Tennessee Gas Pipeline also issued a high linepack OFO in its Zone 0. And Texas Eastern complained that shippers continue to leave gas on its system. Tetco has force balanced long pools in South and East Texas because it has limited ability to absorb makeup imbalance gas. The same situation has occurred on Algonquin Gas Transmission in New England and East Tennessee Gas in the Southeast. East Tennessee issued a force balancing OFO alert for parties exceeding a 5% tolerance between receipts and deliveries.

“No one has anywhere to stick this gas with storage almost full,” the Northeast marketer said. “With the return of somewhat normal temperatures up here in the Northeast, and the Nymex run last night, cash did come back a little compared to yesterday.
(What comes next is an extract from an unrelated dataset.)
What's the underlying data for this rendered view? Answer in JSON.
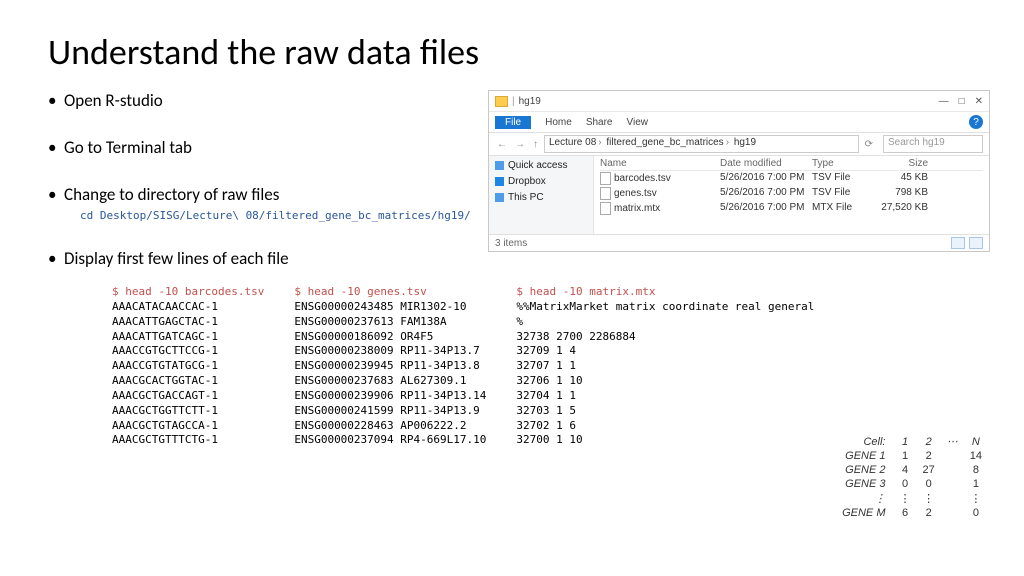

New York came in about the $8.60s and ended the day about $9.25. But New York is actually still lower than Henry Hub. It’s been that way a couple days now. There’s just been no demand in the Northeast.” The bidweek index for Transco Zone 6 New York was $15.24.

The only thing holding up markets in the East currently is the continuing problems in the Gulf of Mexico. The Minerals Management Service (MMS) said Tuesday that shut-ins fell 358.63 MMcf/d in one day, which is a pretty significant decline. About 4,122.90 MMcf/d of offshore Gulf gas production remains offline. MMS said 66 companies reported 195 platforms and five rigs still evacuated. Cumulative gas shut-ins total 418,377 Bcf.
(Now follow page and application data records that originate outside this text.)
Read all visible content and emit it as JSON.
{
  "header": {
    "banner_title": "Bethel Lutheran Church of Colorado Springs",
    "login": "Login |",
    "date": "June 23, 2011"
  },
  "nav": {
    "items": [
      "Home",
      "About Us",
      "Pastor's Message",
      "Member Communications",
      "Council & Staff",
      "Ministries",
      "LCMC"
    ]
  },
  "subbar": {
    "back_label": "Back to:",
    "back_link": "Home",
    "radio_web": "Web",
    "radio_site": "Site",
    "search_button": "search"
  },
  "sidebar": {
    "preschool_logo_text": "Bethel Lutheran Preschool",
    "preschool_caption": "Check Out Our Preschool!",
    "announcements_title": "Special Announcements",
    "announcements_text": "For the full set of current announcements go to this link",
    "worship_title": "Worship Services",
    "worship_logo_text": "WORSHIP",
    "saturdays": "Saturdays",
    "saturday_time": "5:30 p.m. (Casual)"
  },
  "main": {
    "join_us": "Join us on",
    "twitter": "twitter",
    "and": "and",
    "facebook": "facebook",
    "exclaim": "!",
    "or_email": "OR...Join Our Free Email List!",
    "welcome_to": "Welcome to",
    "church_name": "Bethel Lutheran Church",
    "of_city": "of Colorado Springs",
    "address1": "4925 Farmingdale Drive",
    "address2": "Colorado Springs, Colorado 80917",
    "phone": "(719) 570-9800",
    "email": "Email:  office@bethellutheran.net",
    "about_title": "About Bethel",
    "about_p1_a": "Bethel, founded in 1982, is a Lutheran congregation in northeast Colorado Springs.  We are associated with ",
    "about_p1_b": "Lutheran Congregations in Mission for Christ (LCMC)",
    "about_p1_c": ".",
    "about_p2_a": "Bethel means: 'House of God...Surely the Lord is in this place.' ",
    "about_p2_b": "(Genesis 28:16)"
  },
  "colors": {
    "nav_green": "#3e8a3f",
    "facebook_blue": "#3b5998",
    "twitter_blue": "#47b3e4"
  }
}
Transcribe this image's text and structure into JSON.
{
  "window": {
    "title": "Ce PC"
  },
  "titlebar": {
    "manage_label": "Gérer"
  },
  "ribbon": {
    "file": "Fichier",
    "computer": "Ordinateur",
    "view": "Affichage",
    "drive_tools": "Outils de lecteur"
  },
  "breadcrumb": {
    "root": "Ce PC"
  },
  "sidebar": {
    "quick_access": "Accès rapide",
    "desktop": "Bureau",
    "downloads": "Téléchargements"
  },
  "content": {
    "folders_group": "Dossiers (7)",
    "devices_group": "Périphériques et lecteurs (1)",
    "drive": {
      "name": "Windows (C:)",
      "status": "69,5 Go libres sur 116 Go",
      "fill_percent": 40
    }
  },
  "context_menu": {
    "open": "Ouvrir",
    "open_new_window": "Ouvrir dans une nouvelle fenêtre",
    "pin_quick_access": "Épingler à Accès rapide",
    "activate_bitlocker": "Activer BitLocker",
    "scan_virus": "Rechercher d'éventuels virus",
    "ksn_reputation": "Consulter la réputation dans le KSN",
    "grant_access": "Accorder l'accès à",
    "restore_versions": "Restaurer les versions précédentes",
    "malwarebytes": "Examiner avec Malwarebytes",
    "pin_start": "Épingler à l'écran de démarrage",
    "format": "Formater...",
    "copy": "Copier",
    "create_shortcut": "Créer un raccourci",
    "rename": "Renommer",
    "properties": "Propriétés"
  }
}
However, the market is likely to get another solid storage injection in this week’s report, followed by a potential net increase in the report next week. “This will have something of a double impact, padding the 79 Bcf year-on-five-year average storage surplus and also eating into the effective length of the heating season itself,” noted Tim Evans of Thompson Financial in a report to clients.

Citigroup’s Kyle Cooper said he is expecting a 41-51 Bcf injection in this week’s gas storage report for the week ending Nov. 4. That will compare to a 34 Bcf injection during the same week last year and a five year average build of 19 Bcf. With a 50 Bcf storage injection, working gas levels would rise to 3,218 Bcf.

High storage levels are affecting gas pipeline flows across the nation. In the Midcontinent, CenterPoint Energy Gas Transmission issued an operational alert, warning shippers and pool managers that they will be penalized if they incur new long imbalances.

In the West, Colorado Interstate Gas issued an OFO for Wednesday’s gas day because of continuing warm weather in its market area. CIG said it does not have the ability to absorb significant imbalances. Because of high storage inventory levels, the pipeline has limited ability to handle storage injections in excess of each storage shippers available daily injection quantity or inventory levels above maximum available capacity.

Making matters worse in the Rockies, Questar noted that its interruptible storage services shippers have only 20 days left to withdraw about 1.8 Bcf of gas from its storage facilities.

On the West Coast, Pacific Gas & Electric’s California Gas Transmission System declared a stage 2 systemwide high inventory OFO with a 5% tolerance for Wednesday, expecting linepack to rise above the critical 4,500 MMcf/d level to 4,569 MMcf/d Wednesday and possibly 4,873 MMcf/d by Friday.